The problem is that in your case, you want to move selections of characters around inside another selection – your original selected list, remember? That gets complicated real fast. Also, when I tried exactly that, I forgot about the commas! They should be ignored when sorting, deleted from the original, then re-inserted when the strings are in the correct order again. That means you'd not only have to keep track of the string positions themselves, but also that of the commas, and when replacing, move each new list item exactly between two existing commas.
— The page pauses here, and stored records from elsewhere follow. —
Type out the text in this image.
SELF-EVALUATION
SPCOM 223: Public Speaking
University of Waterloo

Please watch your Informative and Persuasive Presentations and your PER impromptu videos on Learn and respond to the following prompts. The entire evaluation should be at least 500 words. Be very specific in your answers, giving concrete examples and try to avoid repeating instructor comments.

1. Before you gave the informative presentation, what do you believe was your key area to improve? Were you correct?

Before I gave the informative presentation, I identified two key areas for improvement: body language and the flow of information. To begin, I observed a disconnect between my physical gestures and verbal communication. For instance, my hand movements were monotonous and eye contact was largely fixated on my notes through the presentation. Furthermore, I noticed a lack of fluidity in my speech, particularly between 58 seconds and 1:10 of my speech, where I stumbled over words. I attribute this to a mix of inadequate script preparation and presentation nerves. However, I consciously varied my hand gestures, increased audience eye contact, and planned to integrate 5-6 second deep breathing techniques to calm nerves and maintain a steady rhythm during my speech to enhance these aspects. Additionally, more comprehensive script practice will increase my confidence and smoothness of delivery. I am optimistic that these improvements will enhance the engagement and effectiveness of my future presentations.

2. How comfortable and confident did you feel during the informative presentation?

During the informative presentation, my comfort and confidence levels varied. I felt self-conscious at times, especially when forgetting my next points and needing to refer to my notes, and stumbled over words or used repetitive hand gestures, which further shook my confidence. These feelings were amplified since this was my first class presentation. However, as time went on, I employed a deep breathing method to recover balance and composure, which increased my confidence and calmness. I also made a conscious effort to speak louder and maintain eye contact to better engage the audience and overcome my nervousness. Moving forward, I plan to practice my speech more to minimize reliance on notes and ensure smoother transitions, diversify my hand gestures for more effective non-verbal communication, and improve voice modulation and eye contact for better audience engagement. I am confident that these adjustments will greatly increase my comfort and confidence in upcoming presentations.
It would all still be doable but I found it much more straightforward to cheat: copy the sorted list items into a new, temporary text frame, and when done move its entire contents back to the original text.
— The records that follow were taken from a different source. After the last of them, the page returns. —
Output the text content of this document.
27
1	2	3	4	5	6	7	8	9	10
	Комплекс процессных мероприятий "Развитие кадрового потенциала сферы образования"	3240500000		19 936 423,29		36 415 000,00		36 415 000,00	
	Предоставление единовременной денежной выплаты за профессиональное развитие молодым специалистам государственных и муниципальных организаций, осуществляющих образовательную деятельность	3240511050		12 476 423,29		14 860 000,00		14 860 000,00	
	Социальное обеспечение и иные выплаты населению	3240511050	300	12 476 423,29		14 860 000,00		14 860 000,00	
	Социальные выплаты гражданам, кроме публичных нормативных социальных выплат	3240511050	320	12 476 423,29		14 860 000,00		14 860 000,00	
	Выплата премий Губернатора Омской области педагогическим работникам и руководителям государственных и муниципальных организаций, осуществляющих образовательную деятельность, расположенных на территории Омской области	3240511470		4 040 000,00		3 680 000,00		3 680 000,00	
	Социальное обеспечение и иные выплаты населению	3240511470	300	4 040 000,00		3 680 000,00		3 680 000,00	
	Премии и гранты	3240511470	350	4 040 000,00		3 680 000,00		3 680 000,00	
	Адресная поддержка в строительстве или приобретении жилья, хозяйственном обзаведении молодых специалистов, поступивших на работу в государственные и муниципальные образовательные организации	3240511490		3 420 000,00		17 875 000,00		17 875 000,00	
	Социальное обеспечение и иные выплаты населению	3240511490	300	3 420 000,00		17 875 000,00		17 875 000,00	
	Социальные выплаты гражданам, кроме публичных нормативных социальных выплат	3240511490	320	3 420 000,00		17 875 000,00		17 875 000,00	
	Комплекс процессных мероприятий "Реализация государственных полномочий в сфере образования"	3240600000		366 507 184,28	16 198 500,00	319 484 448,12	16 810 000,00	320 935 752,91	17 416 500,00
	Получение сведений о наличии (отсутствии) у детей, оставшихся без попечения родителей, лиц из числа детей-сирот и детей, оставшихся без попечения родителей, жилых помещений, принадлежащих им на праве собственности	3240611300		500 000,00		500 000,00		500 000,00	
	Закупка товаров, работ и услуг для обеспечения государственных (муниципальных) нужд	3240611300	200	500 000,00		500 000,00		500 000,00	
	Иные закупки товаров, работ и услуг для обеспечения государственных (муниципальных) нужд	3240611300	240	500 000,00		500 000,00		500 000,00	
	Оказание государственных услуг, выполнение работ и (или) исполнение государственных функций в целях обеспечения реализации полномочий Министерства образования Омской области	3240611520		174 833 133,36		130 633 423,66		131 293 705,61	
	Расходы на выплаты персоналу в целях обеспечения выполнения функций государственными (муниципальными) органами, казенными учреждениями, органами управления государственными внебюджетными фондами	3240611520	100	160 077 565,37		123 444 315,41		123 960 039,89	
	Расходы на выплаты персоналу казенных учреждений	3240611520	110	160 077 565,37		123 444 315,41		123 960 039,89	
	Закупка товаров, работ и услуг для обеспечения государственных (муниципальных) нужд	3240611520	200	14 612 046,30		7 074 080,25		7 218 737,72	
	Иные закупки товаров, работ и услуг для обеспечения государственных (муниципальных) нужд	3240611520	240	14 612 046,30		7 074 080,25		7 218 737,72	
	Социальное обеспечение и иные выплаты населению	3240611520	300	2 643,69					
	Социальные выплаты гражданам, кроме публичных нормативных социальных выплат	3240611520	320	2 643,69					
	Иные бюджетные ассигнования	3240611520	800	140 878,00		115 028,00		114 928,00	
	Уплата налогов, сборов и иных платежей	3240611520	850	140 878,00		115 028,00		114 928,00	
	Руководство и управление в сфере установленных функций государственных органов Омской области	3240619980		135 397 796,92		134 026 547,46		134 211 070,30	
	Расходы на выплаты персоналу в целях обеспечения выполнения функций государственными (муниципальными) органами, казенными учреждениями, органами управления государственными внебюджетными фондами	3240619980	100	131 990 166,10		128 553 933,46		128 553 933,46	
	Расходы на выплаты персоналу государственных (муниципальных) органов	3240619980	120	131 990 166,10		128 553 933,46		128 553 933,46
// 1. gather the text to sort

text = app.selection[0];

// 2. split into ranges ending with a comma

list = [];

start = 0;

while (start < text.characters.length)

{

    end = text.contents.indexOf(',',start);

    if (end < 0)

        end = text.characters.length;

    list.push (text.characters.itemByRange(start,end-1));

    start = end+1;

    while (start < text.characters.length && text.characters[start].contents == ' ')

        start++;

}

// 3. sort

list.sort (function(a,b) { return String(a.contents).localeCompare(b.contents); });

// 4. create a temporary text frame and fill it

frame = app.activeDocument.textFrames.add();

for (i=0; i<list.length; i++)

{

    if (i)

    {

        frame.parentStory.texts[0].insertionPoints[-1].appliedCharacterStyle = app.activeDocument.characterStyles.item("[None]");

        frame.parentStory.texts[0].insertionPoints[-1].contents = ', ';

        frame.parentStory.texts[0].characters.itemByRange(-2,-1).clearOverrides (OverrideType.CHARACTER_ONLY);

    }

    list.duplicate (LocationOptions.AT_END, frame.parentStory.texts[0]);

}

// 5. replace original selection with temp frame text

text.remove();

frame.parentStory.texts[0].move (LocationOptions.AT_END, text);

// 6. remove further evidence of tinkering

frame.remove();

When run on a selection, this is the before-and-after result. You see the italicized "kukri" remains italicized; I imagine it's primarily this sort of formatting that you are concerned about. But also note that there is a footnote in one of the list items, and two have an Index marker; these will remain in their proper place. I did not test with other – weirder and rarerer – native InDesign objects, based on the premise that these are not likely to appear in such a short text.

(Edit: hm. See that superscript comma after "finesse²"? That's because freshly inserted plain text appears with the formatting of the character before it, just like in the interface. And a footnote usually has superscript formatting, so it uses that. The same problem will appear if the last character of a list item has some other color or font or really anything of an override. So, let's add a clearOverrrides for the comma. Next problem: a character style does not count as an explicit override! Quite the contrary, it is designed to not count as such! So set it to "[None]" before inserting the text.

There is an additional potential problem here, and I hope this does not count for your text: "clearOverrides" clears all overrides. If you are properly working with Paragraph Styles, then this is not a problem and the clear-overrides will reset formatting to your plain paragraph font and size. But if you do not use Paragraph Styles – why not? please do! – then the font for the comma will be reset to whatever you have in [Basic Paragraph]. Use styles! They are there for a reason!)